Borough administration seeks to patch up fund balance

If all expenses and revenues shake out as predicted, the Kenai Peninsula Borough will have to draw about $4.15 million out of its fund balance in the next fiscal year.

The Kenai Peninsula Borough Assembly passed an approximately $82 million budget at its June 6 meeting, with no tax increases or new revenues included. Of that, about $49.7 million goes to support the Kenai Peninsula Borough School District.

However, to compensate for an additional $1.5 million contribution to the school district and other cost increases, Borough Mayor Mike Navarre proposed in his initial budget to raise the general fund mill rate from 4.5 mills to 5 mills, raising an additional approximately $4 million to help cover the increase. The assembly balked at the increase, voting it down. The assembly also voted down a proposed measure to reduce the borough’s seasonal nonprepared food tax exemption from nine months to six months.

Navarre expressed frustration at the June 6 assembly meeting about the assembly’s refusal to raise any additional revenue to cover expenses, saying it is irresponsible to draw too much out of the fund balance to cover operating expenses.

“I get it. The economy is contracting. There’s no good time to raise taxes,” Navarre said during the June 6 meeting “… I get it, that people struggle during downturns in economies and contractions in the economy, but when’s the last time you heard when the economy was good that we should raise taxes and put money back into the fund balance in order to make sure that when the economy turns down that we’ll have adequate funds in our fund balance in order to make sure we can ride through an economic downturn?”

At a joint luncheon of the Kenai and Soldotna chambers of commerce Wednesday, Navarre’s chief of staff Larry Persily explained the borough’s options going forward for buffering the fund balance. If nothing is done to raise new revenue or significantly cut expenses, the borough will use up its fund balance by fiscal year 2021, he said.

“You can’t,” he said. “Realistically, you can’t go negative on your fund balance.”

The fund balance isn’t just a savings account — it serves as a way to cover expenses between periods of sales and property tax incomes and can cover unexpected expenses, such as a wildfire or an unforeseen increase in operating costs. The borough also invests its fund balance and brings in an additional approximately $1 million in revenue each year, Persily said.

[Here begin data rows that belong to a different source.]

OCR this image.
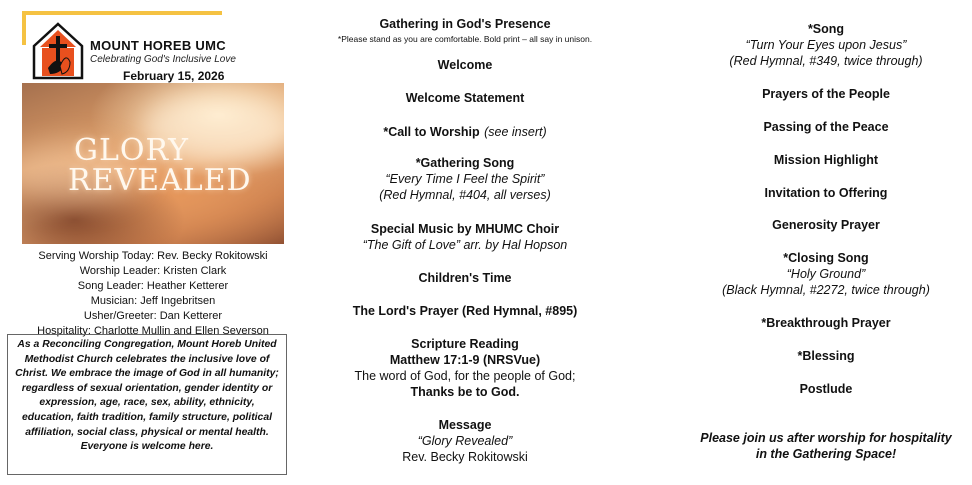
MOUNT HOREB UMC
Celebrating God's Inclusive Love
February 15, 2026
GLORY
REVEALED
Serving Worship Today: Rev. Becky Rokitowski
Worship Leader: Kristen Clark
Song Leader: Heather Ketterer
Musician: Jeff Ingebritsen
Usher/Greeter: Dan Ketterer
Hospitality: Charlotte Mullin and Ellen Severson
As a Reconciling Congregation, Mount Horeb United Methodist Church celebrates the inclusive love of Christ. We embrace the image of God in all humanity; regardless of sexual orientation, gender identity or expression, age, race, sex, ability, ethnicity, education, faith tradition, family structure, political affiliation, social class, physical or mental health. Everyone is welcome here.
Gathering in God's Presence
*Please stand as you are comfortable. Bold print – all say in unison.
Welcome
Welcome Statement
*Call to Worship (see insert)
*Gathering Song
“Every Time I Feel the Spirit”
(Red Hymnal, #404, all verses)
Special Music by MHUMC Choir
“The Gift of Love” arr. by Hal Hopson
Children's Time
The Lord's Prayer (Red Hymnal, #895)
Scripture Reading
Matthew 17:1-9 (NRSVue)
The word of God, for the people of God;
Thanks be to God.
Message
“Glory Revealed”
Rev. Becky Rokitowski
*Song
“Turn Your Eyes upon Jesus”
(Red Hymnal, #349, twice through)
Prayers of the People
Passing of the Peace
Mission Highlight
Invitation to Offering
Generosity Prayer
*Closing Song
“Holy Ground”
(Black Hymnal, #2272, twice through)
*Breakthrough Prayer
*Blessing
Postlude
Please join us after worship for hospitality
in the Gathering Space!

The borough keeps its fund balance above $8 million. Without significant cuts or new revenue, the balance will fall below that level by fiscal year 2019, he said.

“If you look at the fund balance, it’s not all cash in the bank,” he said. “Some of it is money that’s owed by property owners and by Homer. To account for that … you end up with about $8 million, which … the mayor believes it should not drop below.”

The borough’s general fund draws from two primary sources of revenue: a 3 percent sales tax and the 4.5 mill rate. Property taxes are projected to bring in approximately $54 million in fiscal year 2018, and the sales tax is projected to bring in approximately $29 million, spiking in the summer. However, in the past few years, the sales tax revenue has come in below the projected amount, in part because of lower gas prices, Persily said. In 2009, borough residents also voted to increase the amount of personal property value exempt from taxes from $20,000 to $50,000, decreasing borough property tax revenue by about $1.3 million. When the seasonal nonprepared food tax exemption was instated in 2009, borough revenues fell about $3.3 million as well, he said.

One of Navarre’s priorities before he leaves office — he will be term-limited out and Kenai Peninsula voters will choose a new mayor in the October municipal regular election — is to stabilize the fund balance, Persily said. Part of that is identifying a new source of revenue. The assembly in 2018 could choose to raise the mill rate for the fiscal year 2019 budget, but the administration is also looking at other options, including a bed tax and raising the sales tax cap from the current $500 to $1,000, he said.

The bed tax, which could be either a sales tax on each room night or an excise tax, is still under legal review, he said. The sales tax cap increase failed when it went to voters in the October 2016 election, but Navarre plans to ask the assembly to send it to the ballot again, Persily said.

“His plan is to ask the assembly to put the tax cap question back before voters in October, to give people the choice,” he said.